As an American museum that was free to enter, containing works that would openly rip off the art market, conceived and operated as a non-profit resource for a primarily black audience, the UM was a bold, subversive, counterpoint to the way the art world is usually run. It was founded with money bequeathed to the artist, by Keven Davis, for the use of the wider community.

It was a refurb rather than a white cube. Four adjacent buildings were found between 3006 and 3012 West Washington Boulevard (3506-12) and the dividing walls knocked through. It boasted a library, (books from the home of Davis and his wife Karon), a bar, a screening area, and a purple-themed garden – apparently an homage to Prince.

By the time a publisher began to supply the library and MOCA began to loan bona fide artworks, these developments were not charitable gestures and more like the enrichment of a sound and already workable idea. The bookseller from MOCA had become the director of a reading room, gallery and civic institution with perhaps even more imaginative clout than his former workplace.

In recognition that something special was afoot, MOCA was to restage the exhibition ‘Imitation of Wealth’ in 2015. On this occasion the pirate artworks were to cross the threshold of one of the very institutions which stood to otherwise prop up the value of the originals. This was both additional complication and conjurer’s flourish on behalf of Davis, his wife, and, presumably by this point, a team of collaborators. The landmark show opened on August 29 to clarity and mystery; the artist Noah Davis was to pass on the same day.

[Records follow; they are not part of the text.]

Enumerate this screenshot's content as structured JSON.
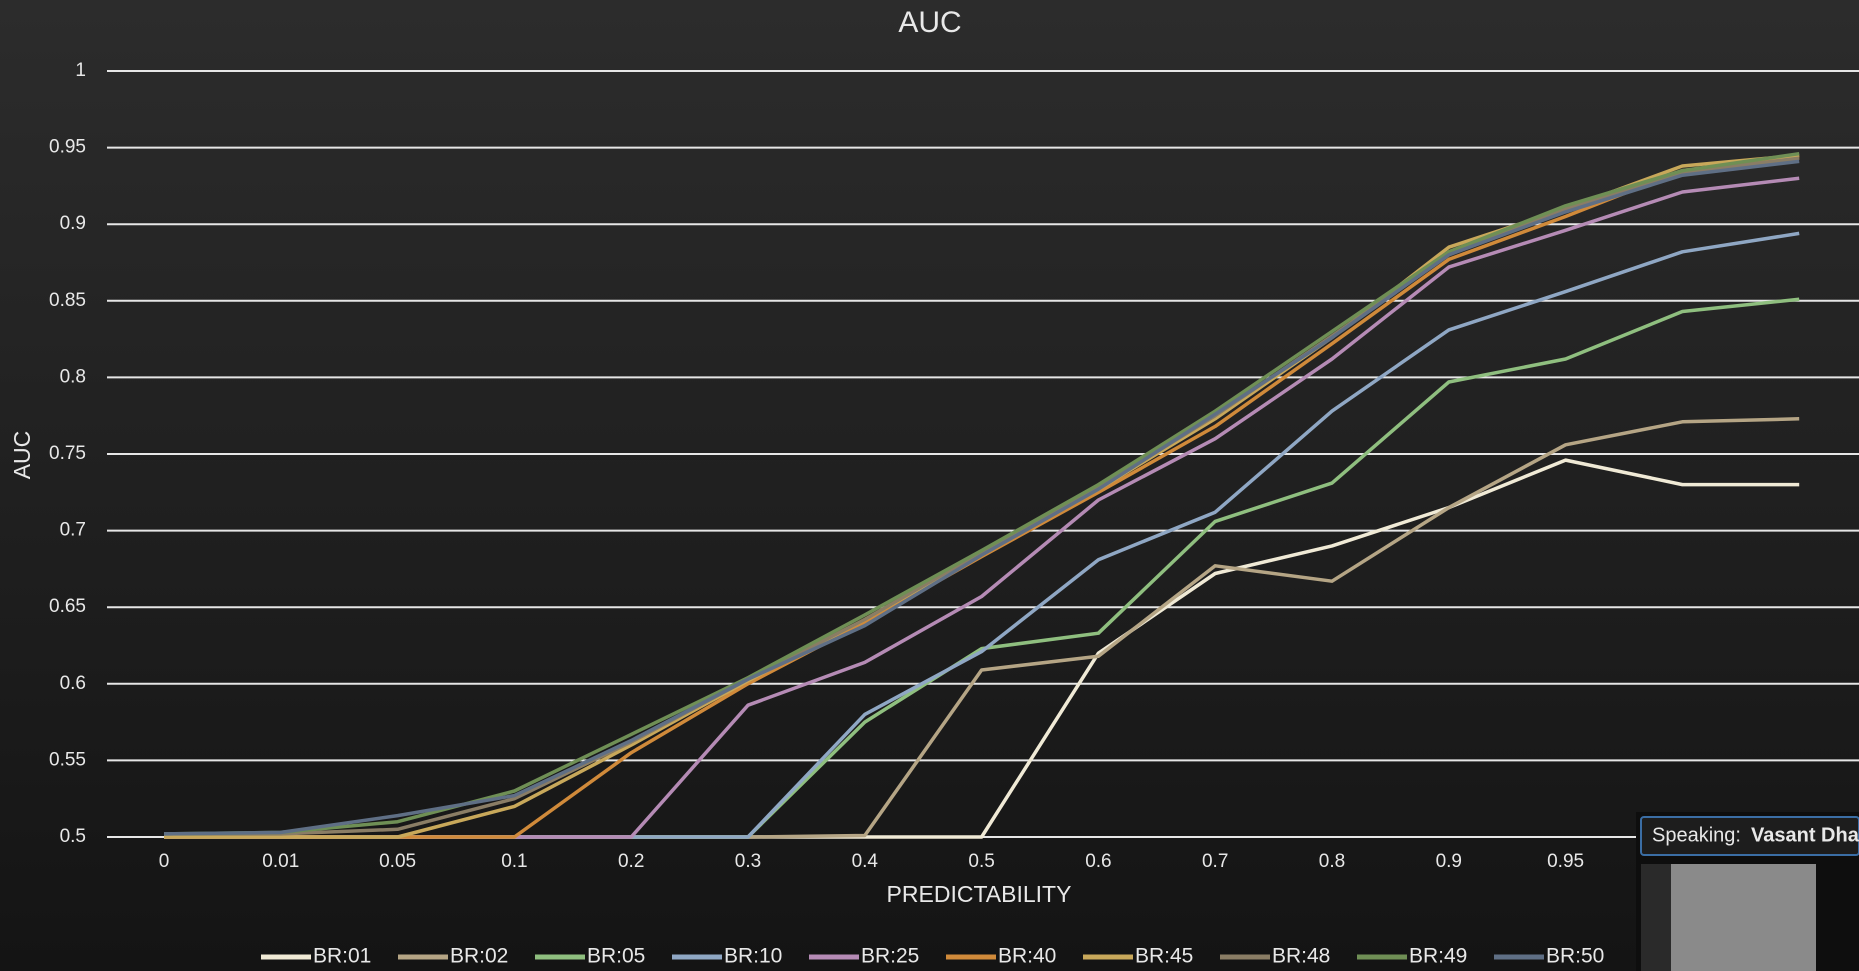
{
  "chart_data": {
    "type": "line",
    "title": "AUC",
    "x_label": "PREDICTABILITY",
    "y_label": "AUC",
    "categories": [
      "0",
      "0.01",
      "0.05",
      "0.1",
      "0.2",
      "0.3",
      "0.4",
      "0.5",
      "0.6",
      "0.7",
      "0.8",
      "0.9",
      "0.95",
      null,
      null
    ],
    "ylim": [
      0.5,
      1
    ],
    "yticks": [
      0.5,
      0.55,
      0.6,
      0.65,
      0.7,
      0.75,
      0.8,
      0.85,
      0.9,
      0.95,
      1
    ],
    "grid": true,
    "legend": "bottom",
    "series": [
      {
        "name": "BR:01",
        "color": "#f0ead6",
        "values": [
          0.5,
          0.5,
          0.5,
          0.5,
          0.5,
          0.5,
          0.5,
          0.5,
          0.62,
          0.672,
          0.69,
          0.715,
          0.746,
          0.73,
          0.73
        ]
      },
      {
        "name": "BR:02",
        "color": "#b5a585",
        "values": [
          0.5,
          0.5,
          0.5,
          0.5,
          0.5,
          0.5,
          0.501,
          0.609,
          0.618,
          0.677,
          0.667,
          0.715,
          0.756,
          0.771,
          0.773
        ]
      },
      {
        "name": "BR:05",
        "color": "#8fbf7f",
        "values": [
          0.5,
          0.5,
          0.5,
          0.5,
          0.5,
          0.5,
          0.575,
          0.623,
          0.633,
          0.706,
          0.731,
          0.797,
          0.812,
          0.843,
          0.851
        ]
      },
      {
        "name": "BR:10",
        "color": "#8fa7c4",
        "values": [
          0.5,
          0.5,
          0.5,
          0.5,
          0.5,
          0.5,
          0.58,
          0.621,
          0.681,
          0.712,
          0.778,
          0.831,
          0.856,
          0.882,
          0.894
        ]
      },
      {
        "name": "BR:25",
        "color": "#b58bb5",
        "values": [
          0.5,
          0.5,
          0.5,
          0.5,
          0.5,
          0.586,
          0.614,
          0.657,
          0.72,
          0.76,
          0.812,
          0.872,
          0.896,
          0.921,
          0.93
        ]
      },
      {
        "name": "BR:40",
        "color": "#d08a3a",
        "values": [
          0.5,
          0.5,
          0.5,
          0.5,
          0.555,
          0.6,
          0.64,
          0.683,
          0.725,
          0.768,
          0.822,
          0.877,
          0.905,
          0.935,
          0.944
        ]
      },
      {
        "name": "BR:45",
        "color": "#c8a85a",
        "values": [
          0.5,
          0.5,
          0.5,
          0.52,
          0.56,
          0.602,
          0.642,
          0.685,
          0.727,
          0.773,
          0.826,
          0.885,
          0.91,
          0.938,
          0.945
        ]
      },
      {
        "name": "BR:48",
        "color": "#8a7d65",
        "values": [
          0.502,
          0.502,
          0.505,
          0.525,
          0.562,
          0.603,
          0.642,
          0.686,
          0.728,
          0.775,
          0.827,
          0.88,
          0.91,
          0.934,
          0.943
        ]
      },
      {
        "name": "BR:49",
        "color": "#6f8f55",
        "values": [
          0.502,
          0.503,
          0.51,
          0.53,
          0.567,
          0.604,
          0.645,
          0.687,
          0.73,
          0.778,
          0.83,
          0.882,
          0.912,
          0.935,
          0.946
        ]
      },
      {
        "name": "BR:50",
        "color": "#5f6f85",
        "values": [
          0.502,
          0.503,
          0.514,
          0.527,
          0.563,
          0.603,
          0.638,
          0.684,
          0.727,
          0.776,
          0.826,
          0.88,
          0.908,
          0.932,
          0.941
        ]
      }
    ]
  },
  "overlay": {
    "speaking_label": "Speaking:",
    "speaker": "Vasant Dha"
  }
}
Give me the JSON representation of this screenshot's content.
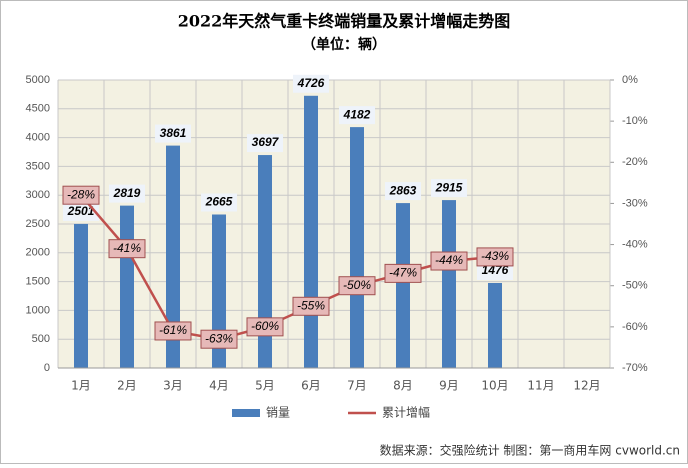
{
  "chart_data": {
    "type": "bar_line",
    "title": "2022年天然气重卡终端销量及累计增幅走势图",
    "subtitle": "（单位：辆）",
    "categories": [
      "1月",
      "2月",
      "3月",
      "4月",
      "5月",
      "6月",
      "7月",
      "8月",
      "9月",
      "10月",
      "11月",
      "12月"
    ],
    "series": [
      {
        "name": "销量",
        "type": "bar",
        "color": "#4a7ebb",
        "values": [
          2501,
          2819,
          3861,
          2665,
          3697,
          4726,
          4182,
          2863,
          2915,
          1476,
          null,
          null
        ]
      },
      {
        "name": "累计增幅",
        "type": "line",
        "axis": "y2",
        "color": "#c0504d",
        "values": [
          -28,
          -41,
          -61,
          -63,
          -60,
          -55,
          -50,
          -47,
          -44,
          -43,
          null,
          null
        ],
        "value_labels": [
          "-28%",
          "-41%",
          "-61%",
          "-63%",
          "-60%",
          "-55%",
          "-50%",
          "-47%",
          "-44%",
          "-43%",
          null,
          null
        ]
      }
    ],
    "ylim": [
      0,
      5000
    ],
    "yticks": [
      0,
      500,
      1000,
      1500,
      2000,
      2500,
      3000,
      3500,
      4000,
      4500,
      5000
    ],
    "y2lim": [
      -70,
      0
    ],
    "y2ticks": [
      {
        "value": -70,
        "label": "-70%"
      },
      {
        "value": -60,
        "label": "-60%"
      },
      {
        "value": -50,
        "label": "-50%"
      },
      {
        "value": -40,
        "label": "-40%"
      },
      {
        "value": -30,
        "label": "-30%"
      },
      {
        "value": -20,
        "label": "-20%"
      },
      {
        "value": -10,
        "label": "-10%"
      },
      {
        "value": 0,
        "label": "0%"
      }
    ],
    "grid": true,
    "legend": "bottom",
    "source": "数据来源：交强险统计 制图：第一商用车网 cvworld.cn"
  }
}
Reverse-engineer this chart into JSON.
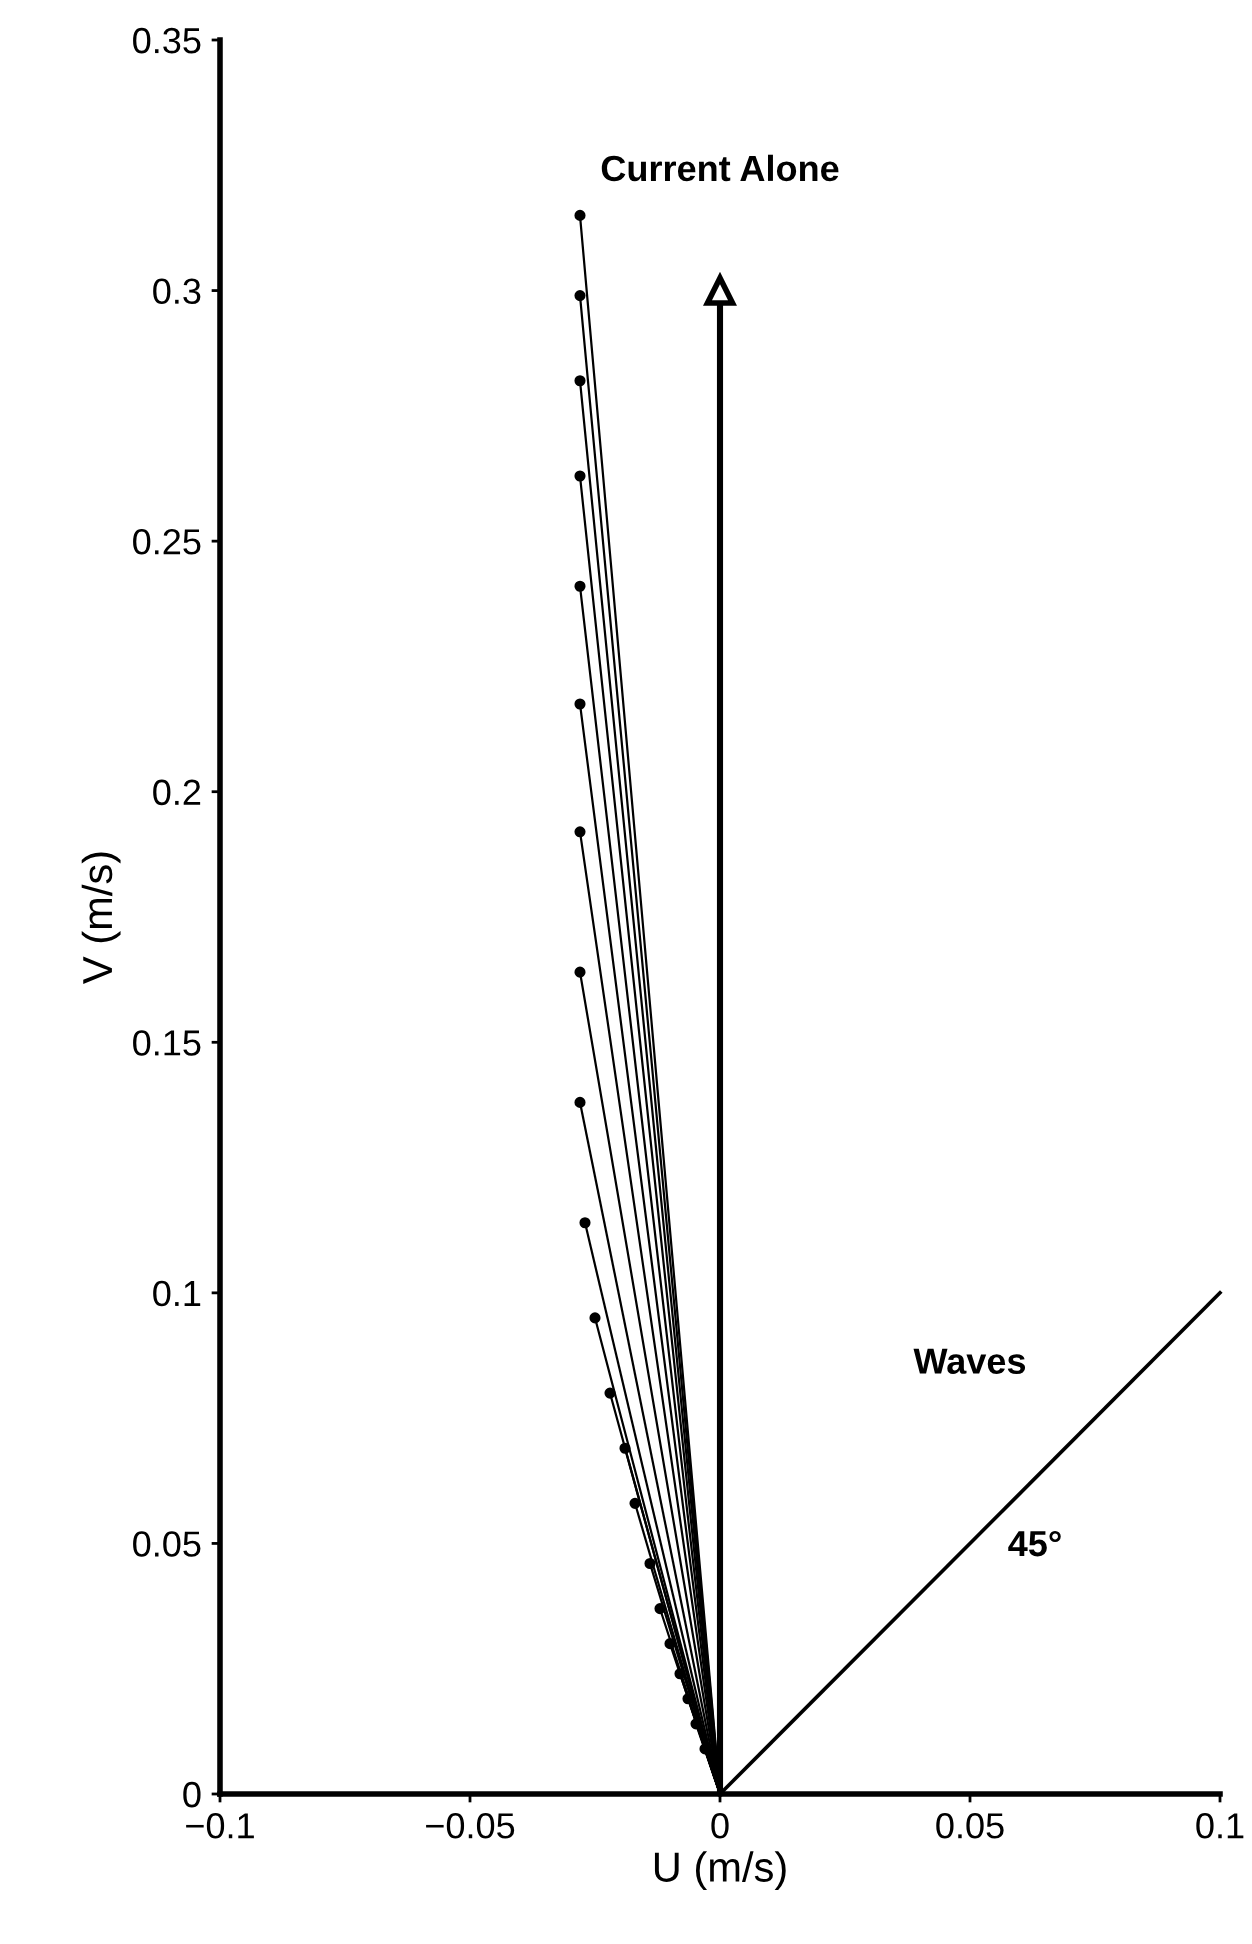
{
  "chart_data": {
    "type": "line",
    "xlabel": "U (m/s)",
    "ylabel": "V (m/s)",
    "xlim": [
      -0.1,
      0.1
    ],
    "ylim": [
      0,
      0.35
    ],
    "xticks": [
      {
        "value": -0.1,
        "label": "−0.1"
      },
      {
        "value": -0.05,
        "label": "−0.05"
      },
      0,
      0.05,
      0.1
    ],
    "yticks": [
      0,
      0.05,
      0.1,
      0.15,
      0.2,
      0.25,
      0.3,
      0.35
    ],
    "grid": false,
    "legend": false,
    "marker": "circle",
    "line_style": "solid",
    "series": [
      {
        "color": "#000000",
        "x": [
          0,
          -0.028
        ],
        "values": [
          0,
          0.315
        ]
      },
      {
        "color": "#000000",
        "x": [
          0,
          -0.028
        ],
        "values": [
          0,
          0.299
        ]
      },
      {
        "color": "#000000",
        "x": [
          0,
          -0.028
        ],
        "values": [
          0,
          0.282
        ]
      },
      {
        "color": "#000000",
        "x": [
          0,
          -0.028
        ],
        "values": [
          0,
          0.263
        ]
      },
      {
        "color": "#000000",
        "x": [
          0,
          -0.028
        ],
        "values": [
          0,
          0.241
        ]
      },
      {
        "color": "#000000",
        "x": [
          0,
          -0.028
        ],
        "values": [
          0,
          0.2175
        ]
      },
      {
        "color": "#000000",
        "x": [
          0,
          -0.028
        ],
        "values": [
          0,
          0.192
        ]
      },
      {
        "color": "#000000",
        "x": [
          0,
          -0.028
        ],
        "values": [
          0,
          0.164
        ]
      },
      {
        "color": "#000000",
        "x": [
          0,
          -0.028
        ],
        "values": [
          0,
          0.138
        ]
      },
      {
        "color": "#000000",
        "x": [
          0,
          -0.027
        ],
        "values": [
          0,
          0.114
        ]
      },
      {
        "color": "#000000",
        "x": [
          0,
          -0.025
        ],
        "values": [
          0,
          0.095
        ]
      },
      {
        "color": "#000000",
        "x": [
          0,
          -0.022
        ],
        "values": [
          0,
          0.08
        ]
      },
      {
        "color": "#000000",
        "x": [
          0,
          -0.019
        ],
        "values": [
          0,
          0.069
        ]
      },
      {
        "color": "#000000",
        "x": [
          0,
          -0.017
        ],
        "values": [
          0,
          0.058
        ]
      },
      {
        "color": "#000000",
        "x": [
          0,
          -0.014
        ],
        "values": [
          0,
          0.046
        ]
      },
      {
        "color": "#000000",
        "x": [
          0,
          -0.012
        ],
        "values": [
          0,
          0.037
        ]
      },
      {
        "color": "#000000",
        "x": [
          0,
          -0.01
        ],
        "values": [
          0,
          0.03
        ]
      },
      {
        "color": "#000000",
        "x": [
          0,
          -0.008
        ],
        "values": [
          0,
          0.024
        ]
      },
      {
        "color": "#000000",
        "x": [
          0,
          -0.0064
        ],
        "values": [
          0,
          0.019
        ]
      },
      {
        "color": "#000000",
        "x": [
          0,
          -0.0048
        ],
        "values": [
          0,
          0.014
        ]
      },
      {
        "color": "#000000",
        "x": [
          0,
          -0.003
        ],
        "values": [
          0,
          0.009
        ]
      },
      {
        "color": "#000000",
        "x": [
          0,
          0
        ],
        "values": [
          0,
          0.3
        ],
        "marker": "triangle"
      },
      {
        "color": "#000000",
        "x": [
          0,
          0.1
        ],
        "values": [
          0,
          0.1
        ],
        "marker": "none"
      }
    ],
    "annotations": [
      "Current Alone",
      "Waves",
      "45°"
    ]
  }
}
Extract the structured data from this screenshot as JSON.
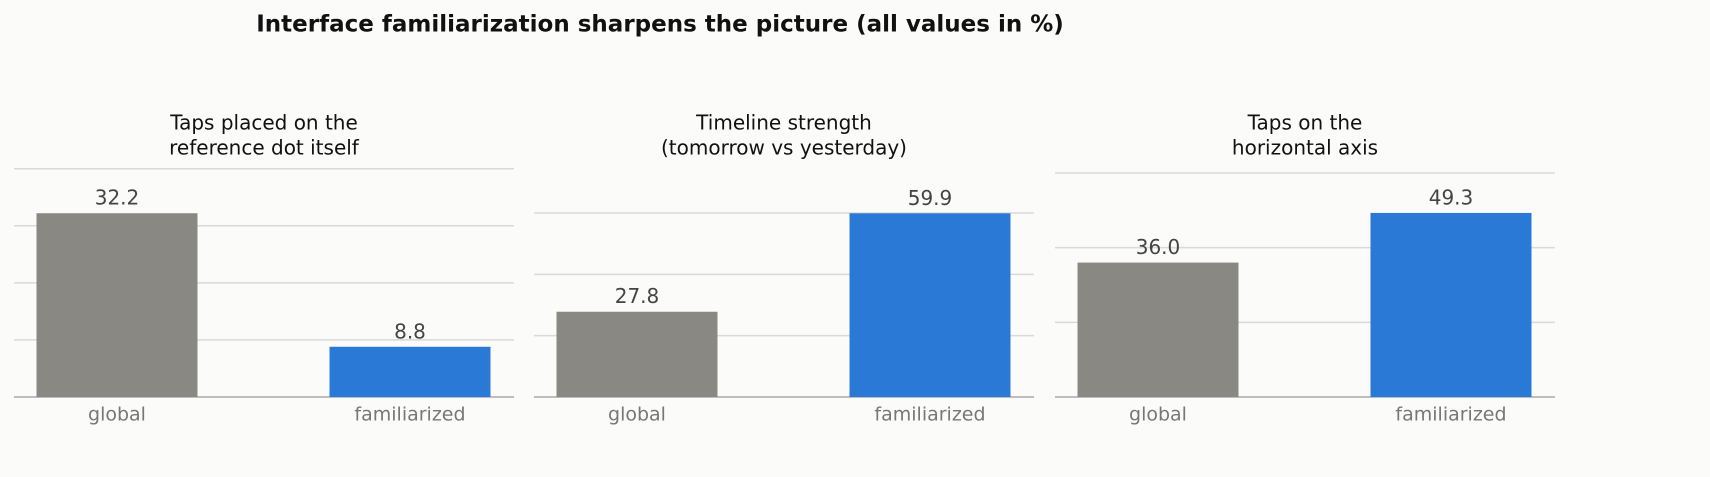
{
  "title": "Interface familiarization sharpens the picture (all values in %)",
  "chart_data": [
    {
      "type": "bar",
      "title": [
        "Taps placed on the",
        "reference dot itself"
      ],
      "categories": [
        "global",
        "familiarized"
      ],
      "values": [
        32.2,
        8.8
      ],
      "value_labels": [
        "32.2",
        "8.8"
      ],
      "colors": [
        "#8a8883",
        "#2b79d6"
      ],
      "ylim": [
        0,
        40.3
      ],
      "yticks": [
        0,
        10,
        20,
        30,
        40
      ],
      "grid": true
    },
    {
      "type": "bar",
      "title": [
        "Timeline strength",
        "(tomorrow vs yesterday)"
      ],
      "categories": [
        "global",
        "familiarized"
      ],
      "values": [
        27.8,
        59.9
      ],
      "value_labels": [
        "27.8",
        "59.9"
      ],
      "colors": [
        "#8a8883",
        "#2b79d6"
      ],
      "ylim": [
        0,
        75
      ],
      "yticks": [
        0,
        20,
        40,
        60
      ],
      "grid": true
    },
    {
      "type": "bar",
      "title": [
        "Taps on the",
        "horizontal axis"
      ],
      "categories": [
        "global",
        "familiarized"
      ],
      "values": [
        36.0,
        49.3
      ],
      "value_labels": [
        "36.0",
        "49.3"
      ],
      "colors": [
        "#8a8883",
        "#2b79d6"
      ],
      "ylim": [
        0,
        61.6
      ],
      "yticks": [
        0,
        20,
        40,
        60
      ],
      "grid": true
    }
  ]
}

You might say the recognition by MOCA closed a circle, or even a cycle of reproduction. Beginning with the colour prints in the museum bookstore, Davis was soon to build a democratic archive of amateur photographs. He faked the holdings of his own museum, and then loaned them back to the mainstream. Davis was, always, representing the art world, even as he represented quotidian black lives. He gave life to an entire community and he preserved those lives in paint, ensuring some degree of immortality for the way that he did so.

*For the record, we are talking about Francis Bacon, Balthus, Georg Baselitz, Francesco Clemente, Giorgio de Chirico, Peter Doig, Marlene Dumas, Lucian Freud, Paul Klee, R. B. Kitaj, Édouard Manet, Kerry James Marshall, Noah Purifoy, Neo Rauch, Odilon Redon, Daniel Richter, Christian Schad, Eugen Schönebeck, Henry Taylor, Luc Tuymans. At least Davis was talking about them.